By Yukiya Murasaki and himesuz. Released in Japan as “Haken no Kouki Altina” by Famitsu Bunko. Released in North America digitally by J-Novel Club. Translated by Roy Nukia.
Since this volume was released on the same day as the short story compilation, you end up with two Altina reviews in a row. Fortunately, there’s a lot of ground to cover here, as we pick up right where we left off – with Latrielle having just murdered his dissolute father and consort in a fit of disgust. Naturally, this particular part is covered up, but the fact that the King is dead is absolutely not – meaning not only that Latrielle is going to be the next King, but that Altina is no longer in the line of succession. Admittedly, he’s not quite crowned yet. What’s possibly worse is that the military and the crown are finally forcing Regis to return to the capital to get his promotion and title… and no, Altina has an army, she can’t just tag along. That’s right, we’re breaking the fellowship here, and I have a suspicion it may be for multiple books. That said, those who are fond of the low-flame romantic feels in this book might be pleased.

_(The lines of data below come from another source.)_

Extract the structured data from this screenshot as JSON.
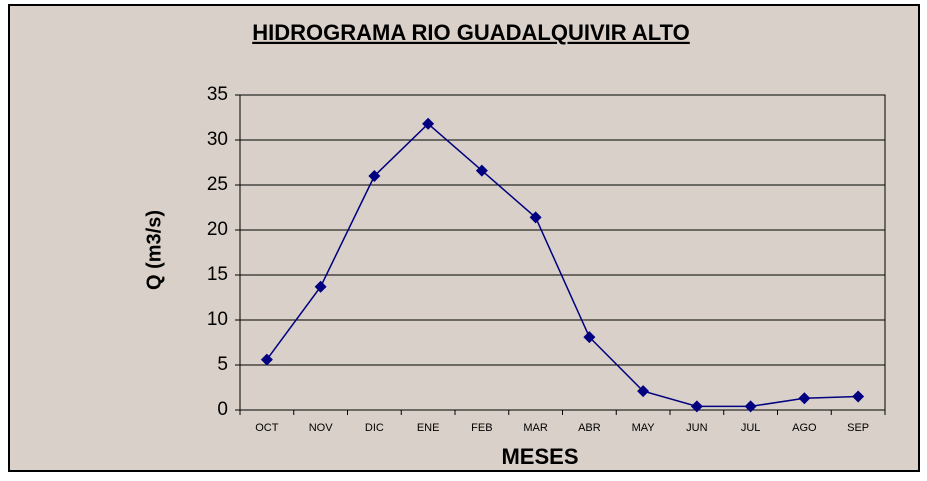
{
  "chart_data": {
    "type": "line",
    "title": "HIDROGRAMA RIO GUADALQUIVIR ALTO",
    "x_label": "MESES",
    "y_label": "Q (m3/s)",
    "categories": [
      "OCT",
      "NOV",
      "DIC",
      "ENE",
      "FEB",
      "MAR",
      "ABR",
      "MAY",
      "JUN",
      "JUL",
      "AGO",
      "SEP"
    ],
    "series": [
      {
        "name": "Q",
        "color": "#000080",
        "values": [
          5.6,
          13.7,
          26.0,
          31.8,
          26.6,
          21.4,
          8.1,
          2.1,
          0.4,
          0.4,
          1.3,
          1.5
        ]
      }
    ],
    "ylim": [
      0,
      35
    ],
    "yticks": [
      0,
      5,
      10,
      15,
      20,
      25,
      30,
      35
    ],
    "grid": true
  }
}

There are, of course, other things going on besides Altina and Regis liking each other and being unable to convey it properly. Regis’ impact is felt on multiple people, especially Clarisse, who may couch it in the form of teasing but clearly likes Regis a whole lot more than she’s ever going to let on. There’s also the matter of Gilbert, the mercenary that was captured last volume, and trying to negotiate so that he’ll join them rather than simply be executed as everyone expects. Unfortunately, the news of the King’s death makes negotiations fall apart a bit. Gilbert’s three sisters are still at large, although they’re a lot less dangerous on their own. And Bastian and Eliza are returning from Britannia after events in the short story collection, meaning there’s another royal to throw into this chaos. With all this going on, there is also personal defeat – Eric’s injury has injured their hand to the point of being unable to use a sword anymore, and Eric is devastated by this.
Despite all the bad news, there is quite a bit of comedy in this book, mostly stemming from Regis’ inhuman self-deprecation, which has actually become a genuine weakness – praise seems to cause him pain. Given that he’s generally considered by everyone not named Regis to be a brilliant strategist, you can imagine how he holds up when he’s escorted by a gorgeous young woman to return to the capital to get a promotion and a title – he’d rather be doing anything else. Altina is also her usual blockheaded, mildly tsundere self – please do not pull anyone into your boobs when you are wearing armor, kid. I get the feeling she’s gonna miss Regis more than he’s gonna miss her, at least in terms of the war. What’s more, given Latrielle assigning Regis as his aid for the immediate future, their separation may be longer than expected.
The author continues to write both this and How NOT to Summon a Demon Lord at the same time, which if nothing else shows off their ability to write in different styles. For those who like a fun, action-filled fantasy with much less fanservice than the other title, Altina remains a solid bet.